Build 2026 was the year Microsoft stopped hedging. After years of shipping Windows 11 features wrapped in web code, React Native feeds, Electron apps, WebView-powered interfaces, the company confirmed it is ripping those components out and rebuilding them in native WinUI.
Led by Partner Architect Rudy Huyn, a dedicated team is rewriting core shell elements including the Start menu's Recommended feed and All Apps list, which originally shipped as React Native wrappers. The goal: eliminate the sluggish feel that has plagued Windows 11 since launch.
"We've started to integrate it into the shell at a much faster rate," Chris Anderson, VP of software engineering at Microsoft, said during a Build 2026 session. "You're going to see a lot of the first-party features coming from Microsoft being built on top of WinUI." The move carries weight because Microsoft spent years telling third-party developers to build native Windows apps while its own operating system ran on web components. That contradiction is now being dismantled.
Architectural upgrades have already landed in public GitHub repositories and will appear in upcoming experimental previews of the Windows App SDK, according to the company.

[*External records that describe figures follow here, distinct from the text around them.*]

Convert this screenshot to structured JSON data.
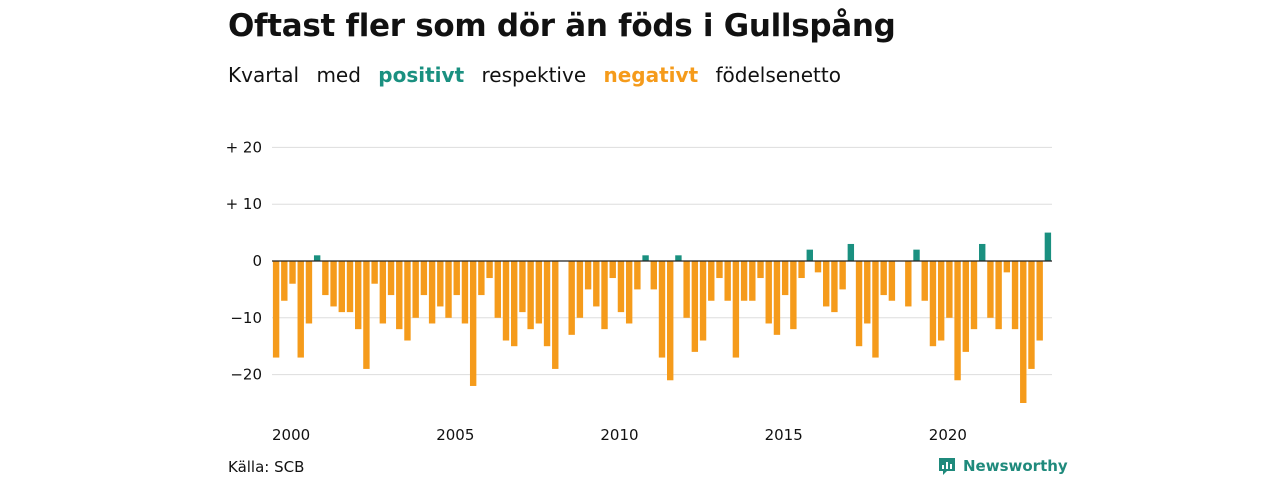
{
  "title": "Oftast fler som dör än föds i Gullspång",
  "subtitle": {
    "part1": "Kvartal",
    "part2": "med",
    "positive": "positivt",
    "part3": "respektive",
    "negative": "negativt",
    "part4": "födelsenetto"
  },
  "source": "Källa: SCB",
  "brand": {
    "name": "Newsworthy",
    "icon": "newsworthy-logo-icon"
  },
  "colors": {
    "positive": "#1a9080",
    "negative": "#f59b1b",
    "grid": "#dddddd",
    "zero": "#222222"
  },
  "chart_data": {
    "type": "bar",
    "title": "Oftast fler som dör än föds i Gullspång",
    "xlabel": "",
    "ylabel": "",
    "ylim": [
      -27,
      21
    ],
    "yticks": [
      20,
      10,
      0,
      -10,
      -20
    ],
    "ytick_labels": [
      "+ 20",
      "+ 10",
      "0",
      "−10",
      "−20"
    ],
    "xticks": [
      2000,
      2005,
      2010,
      2015,
      2020
    ],
    "x_start_year": 2000,
    "periods_per_year": 4,
    "grid": true,
    "values": [
      -17,
      -7,
      -4,
      -17,
      -11,
      1,
      -6,
      -8,
      -9,
      -9,
      -12,
      -19,
      -4,
      -11,
      -6,
      -12,
      -14,
      -10,
      -6,
      -11,
      -8,
      -10,
      -6,
      -11,
      -22,
      -6,
      -3,
      -10,
      -14,
      -15,
      -9,
      -12,
      -11,
      -15,
      -19,
      0,
      -13,
      -10,
      -5,
      -8,
      -12,
      -3,
      -9,
      -11,
      -5,
      1,
      -5,
      -17,
      -21,
      1,
      -10,
      -16,
      -14,
      -7,
      -3,
      -7,
      -17,
      -7,
      -7,
      -3,
      -11,
      -13,
      -6,
      -12,
      -3,
      2,
      -2,
      -8,
      -9,
      -5,
      3,
      -15,
      -11,
      -17,
      -6,
      -7,
      0,
      -8,
      2,
      -7,
      -15,
      -14,
      -10,
      -21,
      -16,
      -12,
      3,
      -10,
      -12,
      -2,
      -12,
      -25,
      -19,
      -14,
      5
    ]
  }
}
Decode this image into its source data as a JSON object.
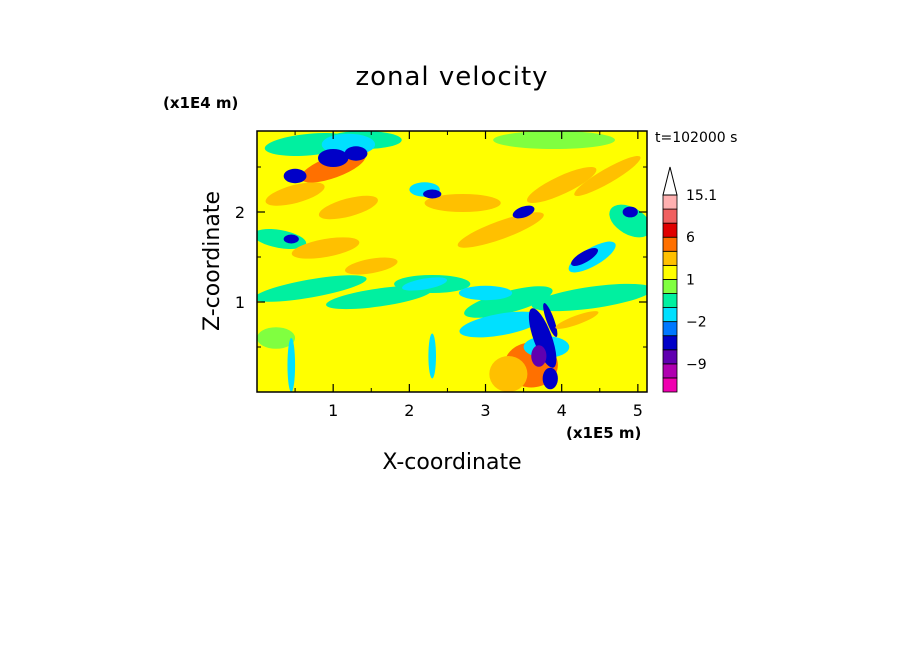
{
  "chart_data": {
    "type": "heatmap",
    "title": "zonal velocity",
    "xlabel": "X-coordinate",
    "ylabel": "Z-coordinate",
    "x_unit": "(x1E5 m)",
    "y_unit": "(x1E4 m)",
    "time_label": "t=102000 s",
    "xlim": [
      0,
      5.12
    ],
    "ylim": [
      0,
      2.9
    ],
    "x_ticks": [
      1,
      2,
      3,
      4,
      5
    ],
    "y_ticks": [
      1,
      2
    ],
    "colorbar": {
      "tick_labels": [
        {
          "value": 15.1,
          "label": "15.1"
        },
        {
          "value": 6,
          "label": "6"
        },
        {
          "value": 1,
          "label": "1"
        },
        {
          "value": -2,
          "label": "−2"
        },
        {
          "value": -9,
          "label": "−9"
        }
      ],
      "levels": [
        {
          "min": -15,
          "max": -12,
          "color": "#f000b0"
        },
        {
          "min": -12,
          "max": -9,
          "color": "#b000b0"
        },
        {
          "min": -9,
          "max": -6,
          "color": "#6000b0"
        },
        {
          "min": -6,
          "max": -3,
          "color": "#0000c8"
        },
        {
          "min": -3,
          "max": -2,
          "color": "#0078ff"
        },
        {
          "min": -2,
          "max": -1,
          "color": "#00e0ff"
        },
        {
          "min": -1,
          "max": 0,
          "color": "#00f0a0"
        },
        {
          "min": 0,
          "max": 1,
          "color": "#80ff40"
        },
        {
          "min": 1,
          "max": 2,
          "color": "#ffff00"
        },
        {
          "min": 2,
          "max": 3,
          "color": "#ffc000"
        },
        {
          "min": 3,
          "max": 6,
          "color": "#ff7000"
        },
        {
          "min": 6,
          "max": 9,
          "color": "#e00000"
        },
        {
          "min": 9,
          "max": 12,
          "color": "#f06060"
        },
        {
          "min": 12,
          "max": 15.1,
          "color": "#ffb0b0"
        }
      ],
      "extend_max": true
    }
  }
}
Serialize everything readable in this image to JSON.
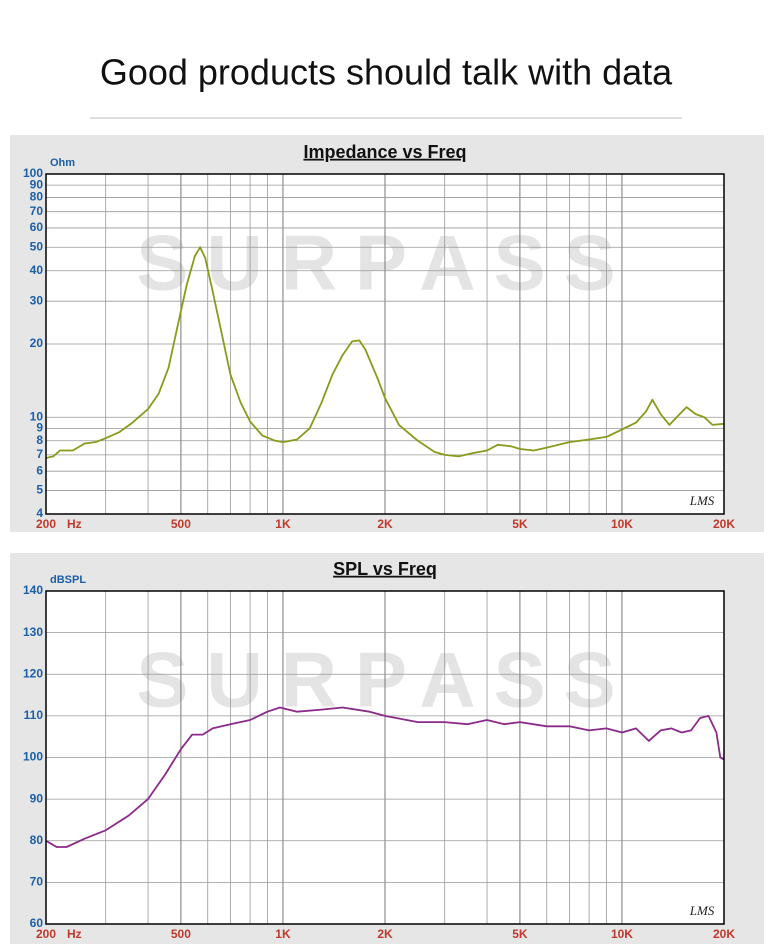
{
  "header": {
    "title": "Good products should talk with data"
  },
  "chart_data": [
    {
      "type": "line",
      "title": "Impedance vs Freq",
      "ylabel": "Ohm",
      "xlabel": "Hz",
      "watermark": "SURPASS",
      "logo": "LMS",
      "xscale": "log",
      "yscale": "log",
      "color": "#8a9a1a",
      "grid": true,
      "xlim": [
        200,
        20000
      ],
      "ylim": [
        4,
        100
      ],
      "xticks": [
        200,
        500,
        {
          "value": 1000,
          "label": "1K"
        },
        {
          "value": 2000,
          "label": "2K"
        },
        {
          "value": 5000,
          "label": "5K"
        },
        {
          "value": 10000,
          "label": "10K"
        },
        {
          "value": 20000,
          "label": "20K"
        }
      ],
      "x_grid": [
        300,
        400,
        600,
        700,
        800,
        900,
        3000,
        4000,
        6000,
        7000,
        8000,
        9000
      ],
      "yticks": [
        4,
        5,
        6,
        7,
        8,
        9,
        10,
        20,
        30,
        40,
        50,
        60,
        70,
        80,
        90,
        100
      ],
      "x": [
        200,
        210,
        220,
        240,
        260,
        280,
        300,
        330,
        360,
        400,
        430,
        460,
        490,
        520,
        550,
        570,
        590,
        620,
        660,
        700,
        750,
        800,
        870,
        950,
        1000,
        1100,
        1200,
        1300,
        1400,
        1500,
        1600,
        1680,
        1750,
        1900,
        2000,
        2200,
        2500,
        2800,
        3000,
        3300,
        3600,
        4000,
        4300,
        4700,
        5000,
        5500,
        6000,
        7000,
        8000,
        9000,
        10000,
        11000,
        11800,
        12300,
        13000,
        13800,
        14800,
        15500,
        16500,
        17500,
        18500,
        20000
      ],
      "values": [
        6.8,
        6.9,
        7.3,
        7.3,
        7.8,
        7.9,
        8.2,
        8.7,
        9.5,
        10.8,
        12.5,
        16,
        24,
        35,
        46,
        50,
        45,
        33,
        22,
        15,
        11.5,
        9.6,
        8.4,
        8.0,
        7.9,
        8.1,
        9.0,
        11.5,
        15,
        18,
        20.5,
        20.7,
        19,
        14.5,
        12,
        9.3,
        8.0,
        7.2,
        7.0,
        6.9,
        7.1,
        7.3,
        7.7,
        7.6,
        7.4,
        7.3,
        7.5,
        7.9,
        8.1,
        8.3,
        8.9,
        9.5,
        10.6,
        11.8,
        10.3,
        9.3,
        10.3,
        11.0,
        10.3,
        10.0,
        9.3,
        9.4
      ]
    },
    {
      "type": "line",
      "title": "SPL vs Freq",
      "ylabel": "dBSPL",
      "xlabel": "Hz",
      "watermark": "SURPASS",
      "logo": "LMS",
      "xscale": "log",
      "yscale": "linear",
      "color": "#8b2a8b",
      "grid": true,
      "xlim": [
        200,
        20000
      ],
      "ylim": [
        60,
        140
      ],
      "xticks": [
        200,
        500,
        {
          "value": 1000,
          "label": "1K"
        },
        {
          "value": 2000,
          "label": "2K"
        },
        {
          "value": 5000,
          "label": "5K"
        },
        {
          "value": 10000,
          "label": "10K"
        },
        {
          "value": 20000,
          "label": "20K"
        }
      ],
      "x_grid": [
        300,
        400,
        600,
        700,
        800,
        900,
        3000,
        4000,
        6000,
        7000,
        8000,
        9000
      ],
      "yticks": [
        60,
        70,
        80,
        90,
        100,
        110,
        120,
        130,
        140
      ],
      "x": [
        200,
        215,
        230,
        260,
        300,
        350,
        400,
        450,
        500,
        540,
        580,
        620,
        700,
        800,
        900,
        980,
        1100,
        1300,
        1500,
        1800,
        2000,
        2500,
        3000,
        3500,
        4000,
        4500,
        5000,
        6000,
        7000,
        8000,
        9000,
        10000,
        11000,
        12000,
        13000,
        14000,
        15000,
        16000,
        17000,
        18000,
        19000,
        19500,
        20000
      ],
      "values": [
        80,
        78.5,
        78.5,
        80.5,
        82.5,
        86,
        90,
        96,
        102,
        105.5,
        105.5,
        107,
        108,
        109,
        111,
        112,
        111,
        111.5,
        112,
        111,
        110,
        108.5,
        108.5,
        108,
        109,
        108,
        108.5,
        107.5,
        107.5,
        106.5,
        107,
        106,
        107,
        104,
        106.5,
        107,
        106,
        106.5,
        109.5,
        110,
        106,
        100,
        99.5
      ]
    }
  ]
}
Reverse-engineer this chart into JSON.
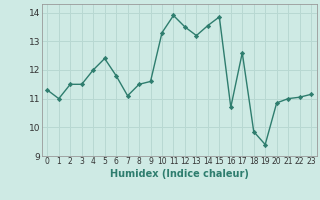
{
  "x": [
    0,
    1,
    2,
    3,
    4,
    5,
    6,
    7,
    8,
    9,
    10,
    11,
    12,
    13,
    14,
    15,
    16,
    17,
    18,
    19,
    20,
    21,
    22,
    23
  ],
  "y": [
    11.3,
    11.0,
    11.5,
    11.5,
    12.0,
    12.4,
    11.8,
    11.1,
    11.5,
    11.6,
    13.3,
    13.9,
    13.5,
    13.2,
    13.55,
    13.85,
    10.7,
    12.6,
    9.85,
    9.4,
    10.85,
    11.0,
    11.05,
    11.15
  ],
  "xlabel": "Humidex (Indice chaleur)",
  "ylim": [
    9,
    14.3
  ],
  "xlim": [
    -0.5,
    23.5
  ],
  "yticks": [
    9,
    10,
    11,
    12,
    13,
    14
  ],
  "xticks": [
    0,
    1,
    2,
    3,
    4,
    5,
    6,
    7,
    8,
    9,
    10,
    11,
    12,
    13,
    14,
    15,
    16,
    17,
    18,
    19,
    20,
    21,
    22,
    23
  ],
  "line_color": "#2e7d6e",
  "bg_color": "#ceeae4",
  "grid_color": "#b8d8d2",
  "marker": "D",
  "marker_size": 2.2,
  "line_width": 1.0,
  "xlabel_fontsize": 7,
  "tick_fontsize": 5.5,
  "ytick_fontsize": 6.5
}
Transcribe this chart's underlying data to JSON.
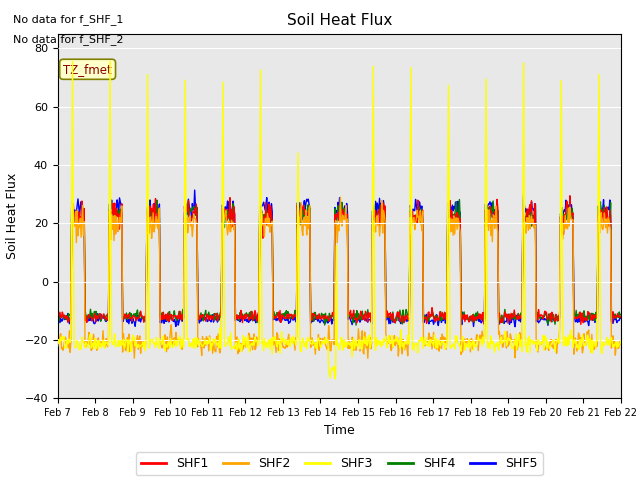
{
  "title": "Soil Heat Flux",
  "xlabel": "Time",
  "ylabel": "Soil Heat Flux",
  "ylim": [
    -40,
    85
  ],
  "yticks": [
    -40,
    -20,
    0,
    20,
    40,
    60,
    80
  ],
  "n_days": 15,
  "xtick_labels": [
    "Feb 7",
    "Feb 8",
    "Feb 9",
    "Feb 10",
    "Feb 11",
    "Feb 12",
    "Feb 13",
    "Feb 14",
    "Feb 15",
    "Feb 16",
    "Feb 17",
    "Feb 18",
    "Feb 19",
    "Feb 20",
    "Feb 21",
    "Feb 22"
  ],
  "plot_bg": "#e8e8e8",
  "fig_bg": "#ffffff",
  "annotation1": "No data for f_SHF_1",
  "annotation2": "No data for f_SHF_2",
  "box_label": "TZ_fmet",
  "series_colors": [
    "red",
    "orange",
    "yellow",
    "green",
    "blue"
  ],
  "series_labels": [
    "SHF1",
    "SHF2",
    "SHF3",
    "SHF4",
    "SHF5"
  ]
}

Microsoft's framework history is a graveyard: Silverlight, WinRT XAML, UWP, and now WinUI 3. Developers have been burned by platform shifts before, and Microsoft knows it.
Anderson confirmed the company has "no intention of building a new framework." The engineering teams are dropping the "3" from WinUI 3 branding and will refer to the platform simply as WinUI.
"In fact, we're dropping the number because we have no intention of making a massive shift, breaking change on it," Anderson said. The rebranding is a signal of stability. WinUI is four years old, and Microsoft's most-asked developer question has been whether another framework will replace it. The answer, according to Build 2026 sessions, is no.
Anderson told attendees the team first needs to "earn the right to build new features by fixing the absolute basics." That means squashing bugs, reducing memory usage, and addressing visual tearing in WinUI apps, a problem Windows Latest documented where black borders appear during window resizing.
"We've invested heavily in really improving memory usage as well as switching over to a system compositor," Anderson said.
Microsoft is also adding DataGrid and Charting controls, basic enterprise staples for finance apps, admin dashboards, and billing software. These are overdue additions that signal Microsoft is treating enterprise WinUI development as a priority rather than an afterthought.
To push adoption further, Microsoft released a dedicated WinUI agent plugin for GitHub Copilot and Claude Code. The plugin gives AI assistants WinUI-specific skills, addressing a problem where generic coding models produce unoptimized results for Windows-native development. A Build 2026 session titled "Use agents to build WinUI 3 apps" demonstrated how AI agents can create new WinUI apps from scratch, improve existing projects, and assist migration from older frameworks. Microsoft also previewed new WinUI 3 templates designed to reduce setup time. The software giant recently created a dedicated team focused on building what it internally describes as "100% native" Windows applications and experiences. Microsoft UI Reactor, a new experimental open-source project, allows developers to build native WinUI applications entirely in C# without touching XAML.
Microsoft said it has no plans to war against cross-platform frameworks, Windows remains an open platform. But the message from Build 2026 is clear: if you want your app to feel fast on Windows 11, build it the way Microsoft is now building Windows itself.